Wer wie wir als Christinnen und Christen
in Schönberg lebt,
wenn auch nur für ein Wochenende,
braucht die Versammlung,
ob im Gottesdienst,
gegenüber im Haus der Begegnung,
beim Frühstück on the beach
oder beim Fischen auf dem Gudelack-, Wutz- oder Vielitzsee mit
Aal, Wels, Lachsforelle,
Zander, Hecht, Karpfen,
Schleie, Barsch, Plötze
oder Fischstäbchen.

153 Fische
und eine Frage,
gestern wie heute:
Wie stehst du da?

Wie stehst du da?

Bisweilen kommt uns unser ganzes Leben wie ein Film vor.

Wir haben an diesem Wochenende viel über Frömmigkeit gesprochen,
gehört und einiges ausprobiert.

Also: warum sollten wir fromm sein?
Und was heißt das eigentlich?

(Zitat)

Leben ist nicht ein Frommsein, sondern ein Frommwerden,
nicht eine Gesundheit, sondern ein Gesundwerden,
nicht ein Sein, sondern ein Werden,
nicht eine Ruhe, sondern eine Übung.
Wir sind’s noch nicht, wir werden’s aber.
Es ist noch nicht getan oder geschehen,
es ist aber im Gang und im Schwang.
Es ist nicht das Ende, es ist aber der Weg.

(Zitatende)

Und unsere Kirche und unser ganzes Leben
vom Anfang bis zum Ende
liegen in einer Kurve.

Leben und fahren wir so,
als ob uns jederzeit
– ob mit oder ohne Talar –
der auferstandene Jesus begegnen könnte.

Weil er einfach dasteht.

Und weil er immer noch dasteht
und sich nicht von uns abwendet,
wenn wir uns mal wieder richtig blöd anstellen
so wie Petrus,
der sich seine Klamotten an- statt auszieht,
bevor er ins Wasser springt.

Weil wir nicht wissen,
was wir beten sollen,
wie sich gebührt.

Weil wir nicht dem
altmodischen,
konservativen,
homophoben
und langweiligen
Bild von Kirche entsprechen.

Denn wenn ich das Evangelium richtig verstanden habe,
dann ist das Leben mit Christus alles andere als das.

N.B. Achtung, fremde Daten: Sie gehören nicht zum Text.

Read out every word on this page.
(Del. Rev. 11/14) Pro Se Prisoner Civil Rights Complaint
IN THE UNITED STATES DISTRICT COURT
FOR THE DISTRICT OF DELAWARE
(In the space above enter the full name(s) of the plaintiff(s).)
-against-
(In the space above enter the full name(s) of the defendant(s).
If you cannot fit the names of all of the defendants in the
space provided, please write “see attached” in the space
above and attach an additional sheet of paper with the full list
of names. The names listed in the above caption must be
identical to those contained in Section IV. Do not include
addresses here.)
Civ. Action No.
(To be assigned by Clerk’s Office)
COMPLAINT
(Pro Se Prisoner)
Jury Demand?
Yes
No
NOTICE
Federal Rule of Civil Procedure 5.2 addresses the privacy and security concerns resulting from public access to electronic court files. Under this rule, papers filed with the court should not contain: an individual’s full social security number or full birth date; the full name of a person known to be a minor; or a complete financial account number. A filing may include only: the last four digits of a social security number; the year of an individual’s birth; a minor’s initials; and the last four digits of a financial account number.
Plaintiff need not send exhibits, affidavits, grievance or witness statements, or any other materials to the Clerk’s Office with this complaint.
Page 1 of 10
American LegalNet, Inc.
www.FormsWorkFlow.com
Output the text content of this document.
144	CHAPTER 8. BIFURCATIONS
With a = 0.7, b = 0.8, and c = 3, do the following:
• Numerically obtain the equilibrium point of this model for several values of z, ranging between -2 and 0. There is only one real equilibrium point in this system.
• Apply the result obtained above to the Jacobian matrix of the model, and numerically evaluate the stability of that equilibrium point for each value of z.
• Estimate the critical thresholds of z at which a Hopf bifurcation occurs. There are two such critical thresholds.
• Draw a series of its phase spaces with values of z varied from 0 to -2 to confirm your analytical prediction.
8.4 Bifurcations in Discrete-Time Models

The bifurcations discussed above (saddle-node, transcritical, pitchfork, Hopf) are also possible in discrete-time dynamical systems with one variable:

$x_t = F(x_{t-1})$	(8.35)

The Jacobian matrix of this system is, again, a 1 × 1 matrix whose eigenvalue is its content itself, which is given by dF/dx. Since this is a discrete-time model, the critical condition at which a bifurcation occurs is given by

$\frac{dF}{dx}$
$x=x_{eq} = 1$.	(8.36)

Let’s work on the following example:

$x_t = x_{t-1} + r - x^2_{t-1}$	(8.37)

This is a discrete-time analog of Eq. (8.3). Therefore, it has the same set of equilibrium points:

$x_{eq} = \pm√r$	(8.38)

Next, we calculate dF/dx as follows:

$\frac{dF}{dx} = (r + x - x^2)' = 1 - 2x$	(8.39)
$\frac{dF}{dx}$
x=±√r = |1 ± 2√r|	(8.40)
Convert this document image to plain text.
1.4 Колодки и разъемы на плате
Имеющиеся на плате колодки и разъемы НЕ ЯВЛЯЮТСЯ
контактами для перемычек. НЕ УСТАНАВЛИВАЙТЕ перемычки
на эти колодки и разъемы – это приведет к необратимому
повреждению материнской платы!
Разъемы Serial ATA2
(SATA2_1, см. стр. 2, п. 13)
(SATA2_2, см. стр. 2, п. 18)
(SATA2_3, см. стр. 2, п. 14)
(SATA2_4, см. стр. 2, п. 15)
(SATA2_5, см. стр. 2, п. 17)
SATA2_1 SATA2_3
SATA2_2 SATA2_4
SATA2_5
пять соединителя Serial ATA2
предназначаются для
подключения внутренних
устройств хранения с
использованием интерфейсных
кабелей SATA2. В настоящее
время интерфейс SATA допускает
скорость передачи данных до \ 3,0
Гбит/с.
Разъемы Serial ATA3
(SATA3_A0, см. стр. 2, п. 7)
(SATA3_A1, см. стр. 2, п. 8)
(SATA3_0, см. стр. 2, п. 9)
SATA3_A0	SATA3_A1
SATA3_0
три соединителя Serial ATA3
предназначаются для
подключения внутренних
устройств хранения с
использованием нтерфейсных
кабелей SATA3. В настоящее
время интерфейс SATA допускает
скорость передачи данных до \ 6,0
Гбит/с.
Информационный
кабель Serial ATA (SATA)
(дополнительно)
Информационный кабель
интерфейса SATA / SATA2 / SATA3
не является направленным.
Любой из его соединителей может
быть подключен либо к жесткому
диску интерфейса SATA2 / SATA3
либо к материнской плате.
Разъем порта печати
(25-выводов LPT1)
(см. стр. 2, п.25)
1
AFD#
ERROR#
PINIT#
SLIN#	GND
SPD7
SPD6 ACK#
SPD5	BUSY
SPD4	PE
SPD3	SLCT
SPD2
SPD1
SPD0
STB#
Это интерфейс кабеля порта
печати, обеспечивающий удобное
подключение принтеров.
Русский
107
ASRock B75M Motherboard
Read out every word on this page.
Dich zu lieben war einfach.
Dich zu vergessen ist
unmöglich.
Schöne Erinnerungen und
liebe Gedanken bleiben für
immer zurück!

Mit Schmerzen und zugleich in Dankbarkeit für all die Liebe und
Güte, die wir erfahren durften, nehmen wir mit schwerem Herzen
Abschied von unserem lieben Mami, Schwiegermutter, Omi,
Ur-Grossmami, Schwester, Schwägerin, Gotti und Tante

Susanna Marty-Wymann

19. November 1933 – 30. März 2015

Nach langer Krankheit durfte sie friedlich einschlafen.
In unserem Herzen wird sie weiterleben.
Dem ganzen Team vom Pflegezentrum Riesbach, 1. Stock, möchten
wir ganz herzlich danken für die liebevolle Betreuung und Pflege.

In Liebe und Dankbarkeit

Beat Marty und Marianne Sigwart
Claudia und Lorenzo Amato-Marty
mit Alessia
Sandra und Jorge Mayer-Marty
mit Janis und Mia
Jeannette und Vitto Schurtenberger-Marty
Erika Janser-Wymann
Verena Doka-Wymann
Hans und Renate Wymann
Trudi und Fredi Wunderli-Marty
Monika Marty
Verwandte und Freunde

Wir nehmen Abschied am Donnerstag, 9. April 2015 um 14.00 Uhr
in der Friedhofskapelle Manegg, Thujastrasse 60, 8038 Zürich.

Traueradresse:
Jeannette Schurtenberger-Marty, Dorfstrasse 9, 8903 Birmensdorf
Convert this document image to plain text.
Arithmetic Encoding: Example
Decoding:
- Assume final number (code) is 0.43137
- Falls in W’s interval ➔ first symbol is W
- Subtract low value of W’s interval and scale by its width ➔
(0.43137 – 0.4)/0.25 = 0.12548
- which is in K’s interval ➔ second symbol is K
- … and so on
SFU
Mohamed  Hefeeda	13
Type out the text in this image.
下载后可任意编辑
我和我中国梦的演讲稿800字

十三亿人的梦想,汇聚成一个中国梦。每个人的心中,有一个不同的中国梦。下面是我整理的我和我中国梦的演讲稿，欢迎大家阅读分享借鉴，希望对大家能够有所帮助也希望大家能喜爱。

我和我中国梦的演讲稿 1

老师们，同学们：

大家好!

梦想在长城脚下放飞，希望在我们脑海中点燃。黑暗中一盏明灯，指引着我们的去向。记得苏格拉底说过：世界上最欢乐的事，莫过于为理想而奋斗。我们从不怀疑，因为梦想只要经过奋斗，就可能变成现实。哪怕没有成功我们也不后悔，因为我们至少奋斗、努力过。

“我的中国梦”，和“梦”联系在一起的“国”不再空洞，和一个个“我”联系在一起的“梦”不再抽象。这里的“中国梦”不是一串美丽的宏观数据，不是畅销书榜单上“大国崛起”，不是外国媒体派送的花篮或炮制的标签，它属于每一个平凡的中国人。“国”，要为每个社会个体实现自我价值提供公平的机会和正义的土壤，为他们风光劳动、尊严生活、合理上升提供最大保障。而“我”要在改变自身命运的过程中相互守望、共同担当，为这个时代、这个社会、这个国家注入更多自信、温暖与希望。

Und wir stehen nicht länger da,
werfen nicht länger unsere Netze aus
und wissen doch schon vorher,
dass das alles nichts bringt,
sondern teilen Brot und Fisch
und Wein,
wärmen uns am Feuer,
lassen den Hahn von Schönberg krähen,
einmal,
zweimal,
dreimal,
verleugnen uns nicht als Christinnen und Christen,
die wir sind, nicht weil wir fromm sind,
sondern weil Christus uns angenommen hat,

weil wir Christus anziehen,
bevor wir ins Wasser,
wenn es sein muss ins kalte Wasser springen.

Amen.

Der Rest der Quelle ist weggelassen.